What should I say about my team? I start with Rocío and Adrián, behind me, keeping up with me, putting up with my mania and responding to my requests: put an icon here, do the typographic review, what do you think of this idea, this excites me, this not at all, come on, it looks cool, give it a spin … inserting me in the middle of their thousand obligations, always ready, always with a gif at hand to make me smile. And Marta, with her creative support, with her miracle gaze, with her insatiable curiosity, thanking me for the role of Ursula, after having completely disassembled her agenda so that she can dedicate a whole day to creating Instagram videos. Marta is one of those people who “give her a thread and she makes it a sweater”. That’s what she did with her character’s graphic resources. I simply told her about Ursula and the sketched story (have I already said that I was creating adhoc?) And she was providing me with the wonderful material that gave life to it. About the rest: my partners, my colleagues, I hold them in a permanent embrace. Giving me space, applauding my effort, keeping the machine going, missing us, finding the moment in its own maelstrom to review, give feedback, validate, encourage, hold and hug again. Thank you very much.
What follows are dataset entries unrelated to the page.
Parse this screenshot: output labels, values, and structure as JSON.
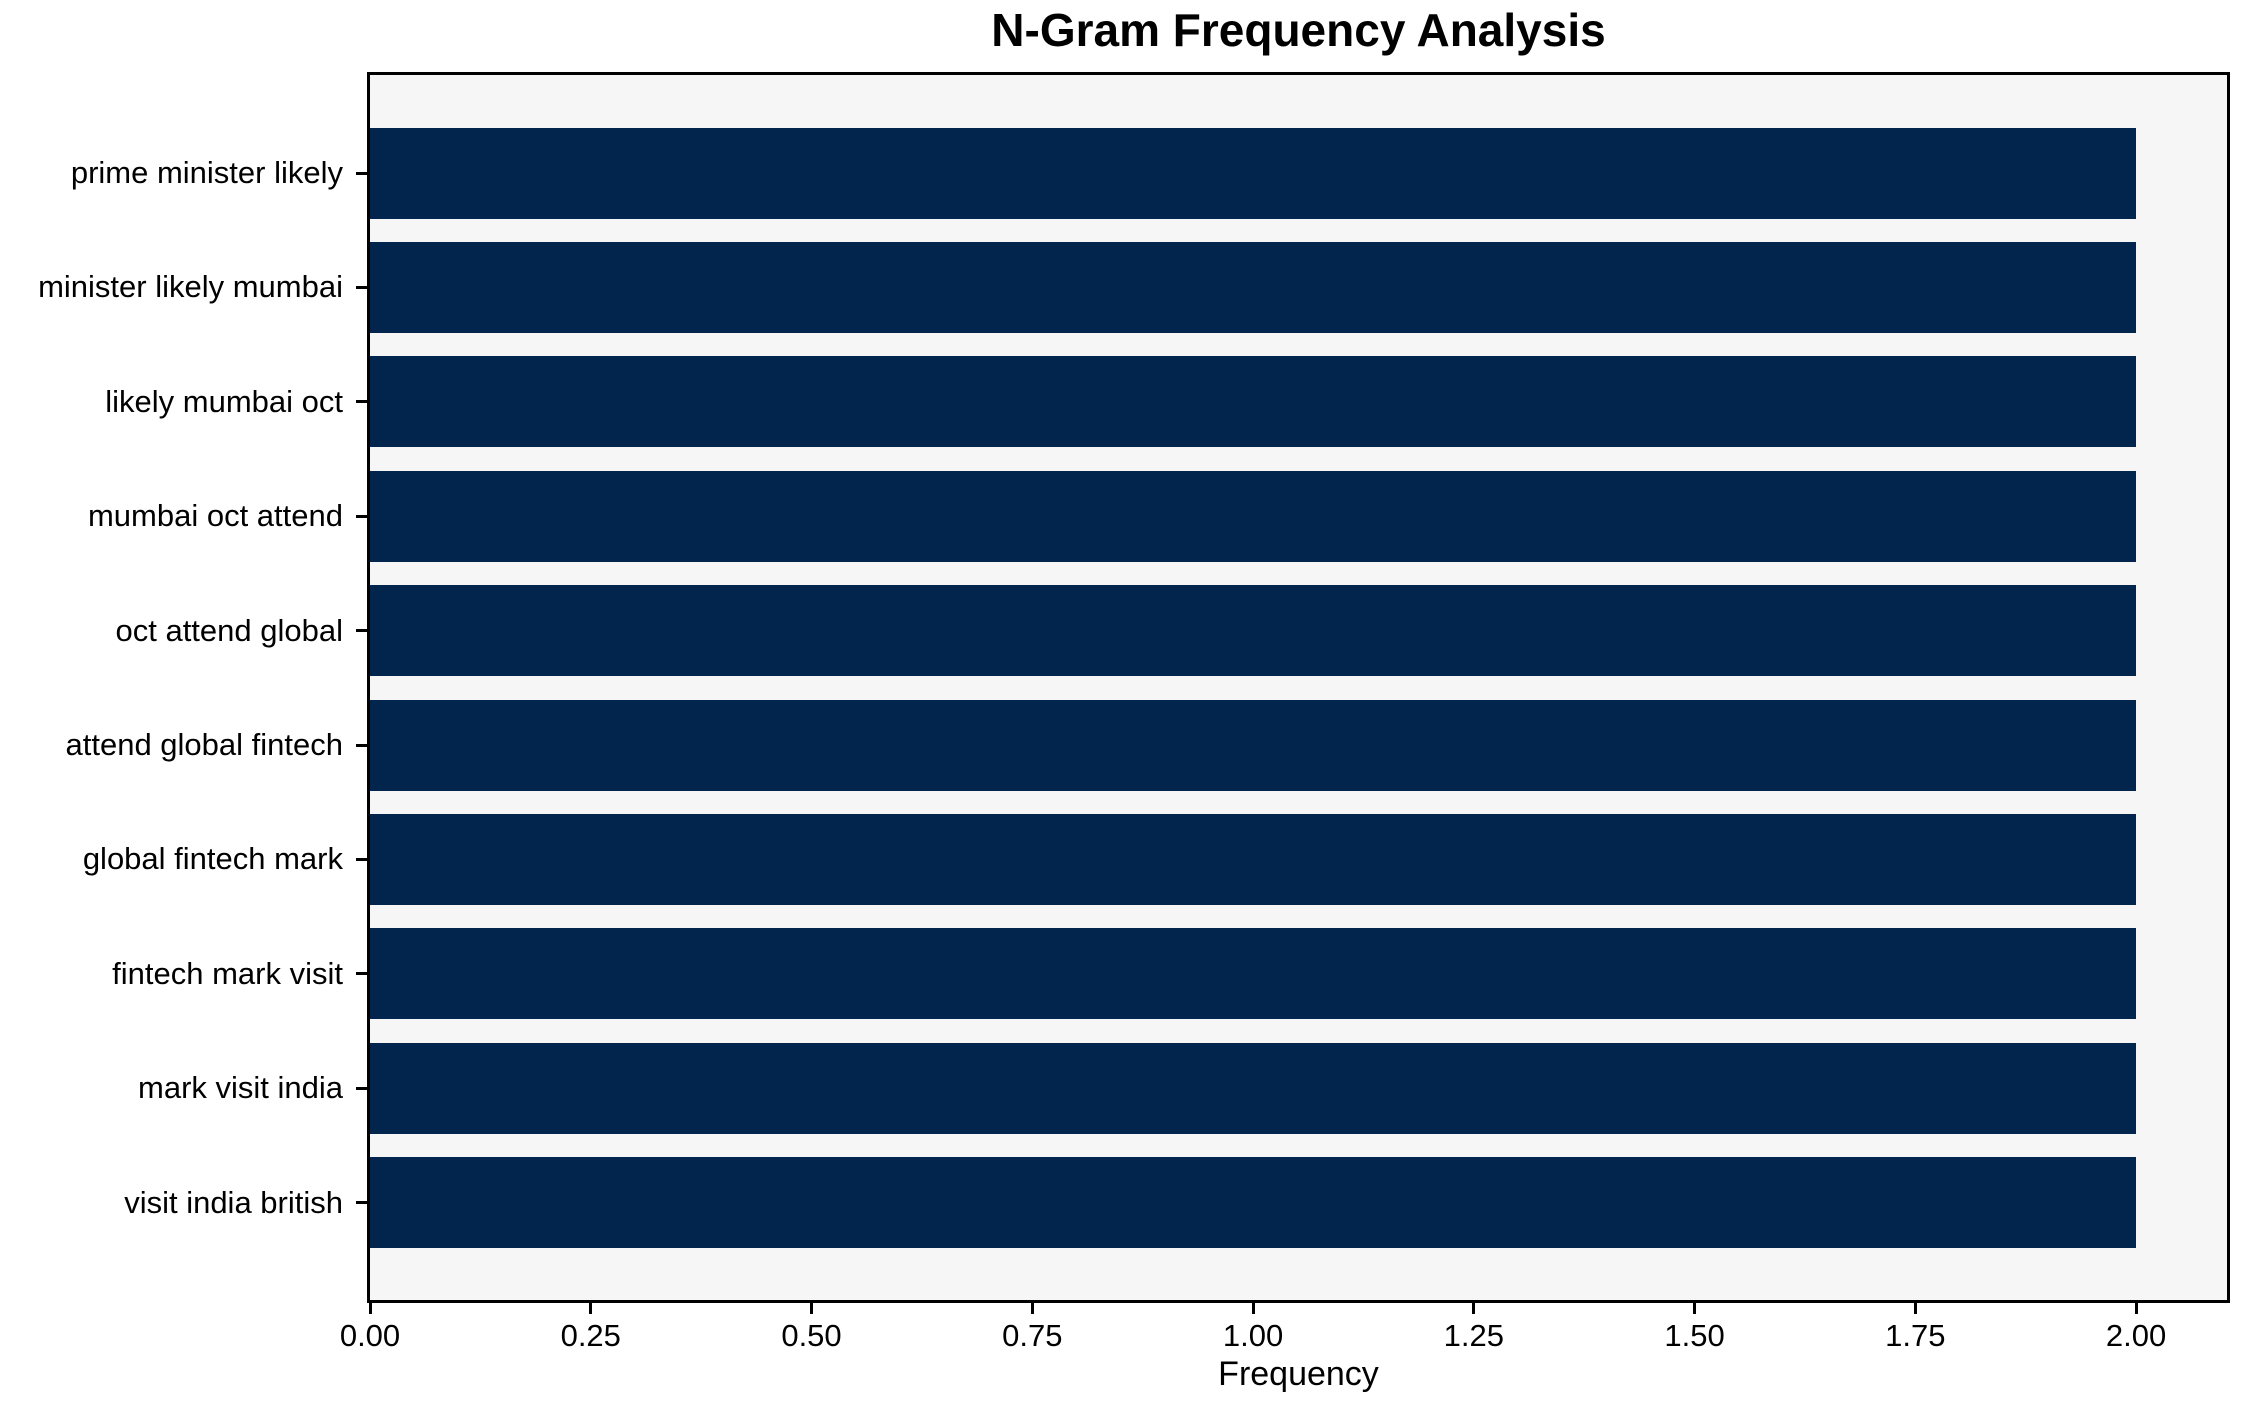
{
  "chart_data": {
    "type": "bar",
    "orientation": "horizontal",
    "title": "N-Gram Frequency Analysis",
    "xlabel": "Frequency",
    "ylabel": "",
    "categories": [
      "prime minister likely",
      "minister likely mumbai",
      "likely mumbai oct",
      "mumbai oct attend",
      "oct attend global",
      "attend global fintech",
      "global fintech mark",
      "fintech mark visit",
      "mark visit india",
      "visit india british"
    ],
    "values": [
      2,
      2,
      2,
      2,
      2,
      2,
      2,
      2,
      2,
      2
    ],
    "xlim": [
      0,
      2.103
    ],
    "xticks": [
      0.0,
      0.25,
      0.5,
      0.75,
      1.0,
      1.25,
      1.5,
      1.75,
      2.0
    ],
    "xtick_labels": [
      "0.00",
      "0.25",
      "0.50",
      "0.75",
      "1.00",
      "1.25",
      "1.50",
      "1.75",
      "2.00"
    ],
    "grid": false,
    "legend": null,
    "bar_color": "#02254d",
    "plot_bg_color": "#f6f6f6",
    "spine_color": "#000000",
    "text_color": "#000000"
  }
}
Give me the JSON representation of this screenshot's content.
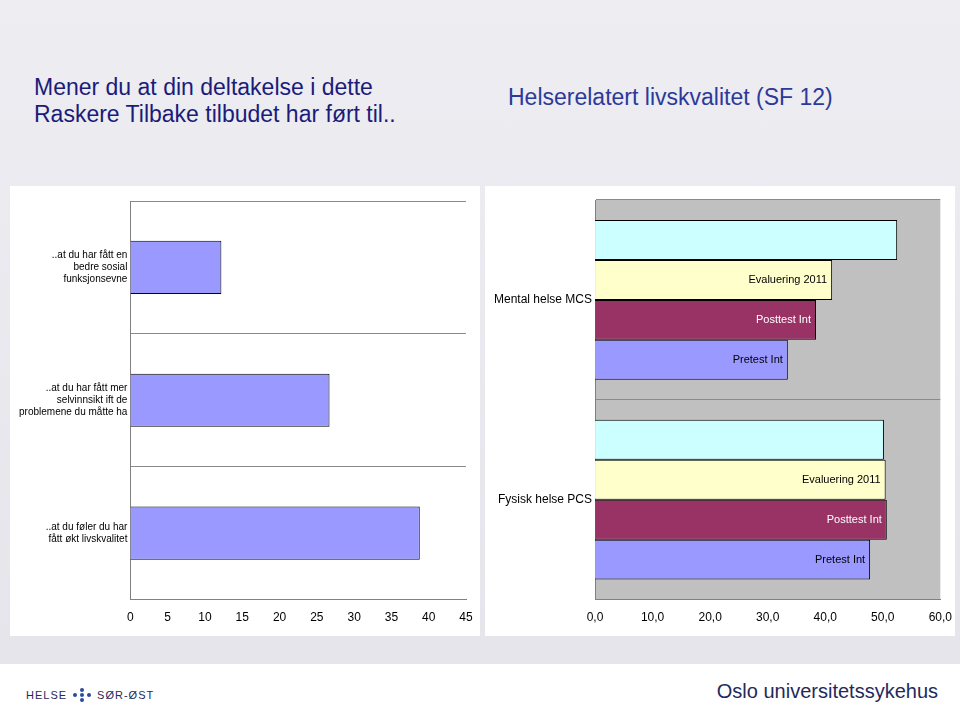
{
  "chart_data": [
    {
      "type": "bar",
      "title": "Mener du at din deltakelse i dette\nRaskere Tilbake tilbudet har ført til..",
      "orientation": "horizontal",
      "categories": [
        "..at du har fått en bedre sosial funksjonsevne",
        "..at du har fått mer selvinnsikt ift de problemene du måtte ha",
        "..at du føler du har fått økt livskvalitet"
      ],
      "values": [
        12.2,
        26.7,
        38.8
      ],
      "color": "#9999ff",
      "xlim": [
        0,
        45
      ],
      "xticks": [
        0,
        5,
        10,
        15,
        20,
        25,
        30,
        35,
        40,
        45
      ],
      "grid": true
    },
    {
      "type": "bar",
      "title": "Helserelatert livskvalitet (SF 12)",
      "orientation": "horizontal",
      "categories": [
        "Mental helse MCS",
        "Fysisk helse PCS"
      ],
      "series": [
        {
          "color": "#ccffff",
          "values": [
            52.5,
            50.2
          ]
        },
        {
          "name": "Evaluering 2011",
          "color": "#ffffcc",
          "values": [
            41.2,
            50.5
          ]
        },
        {
          "name": "Posttest Int",
          "color": "#993366",
          "values": [
            38.4,
            50.7
          ]
        },
        {
          "name": "Pretest Int",
          "color": "#9999ff",
          "values": [
            33.5,
            47.8
          ]
        }
      ],
      "xlim": [
        0,
        60
      ],
      "xticks": [
        {
          "value": 0,
          "label": "0,0"
        },
        {
          "value": 10,
          "label": "10,0"
        },
        {
          "value": 20,
          "label": "20,0"
        },
        {
          "value": 30,
          "label": "30,0"
        },
        {
          "value": 40,
          "label": "40,0"
        },
        {
          "value": 50,
          "label": "50,0"
        },
        {
          "value": 60,
          "label": "60,0"
        }
      ],
      "grid": true
    }
  ],
  "footer": {
    "logo": [
      "HELSE",
      "SØR-ØST"
    ],
    "name": "Oslo universitetssykehus"
  }
}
And a few curious things which are rarely told: connecting everything with Denmark was an idea that arose from an error that we decided not to correct at the time – back in chapter 2 – and insert it in the rest so that it would add “spice” to the outcome. The final video with Marta, well wrapped up because she was going into the cold when she was wearing shorts underneath. The hundred versions of Alba’s until I decided to make more of myself instead of imposing and communicating in an authentic and clear way. The calls and audios to David, at many o’clock, to have a hygienic vision of an idea or to give it shape simply by telling him. The freedom to choose and share inspiring resources and make bizarre connections to people’s music, art, and creativity. Feedback from customers who were testing it. The diffusion of the Madrid team, that of the South Zone and even that of Chile. All willing to collaborate, following the pace. The idea of ??opening it free of charge as a solidarity action in these difficult times for people and companies was unanimously accepted and moved us all.

And also you on the other side of the screen when I was talking to you. Because all this is basically about you and for you.

By the way, have you seen the VUCA skills highlighted in color? Do you remember there are eight and therefore one is missing? Can you tell what it is?

It is agility, which I am not sure has occurred in the process but it has been forceful when deciding to get going to offer something different, enjoyable, simple and, above all, useful to those people and organizations that like us, are encouraged by being in constant evolution.

* This post is part of the eLearning Change of plans? Change of plane, on how to move nimbly in a world characterized by a high rate of change and low predictability.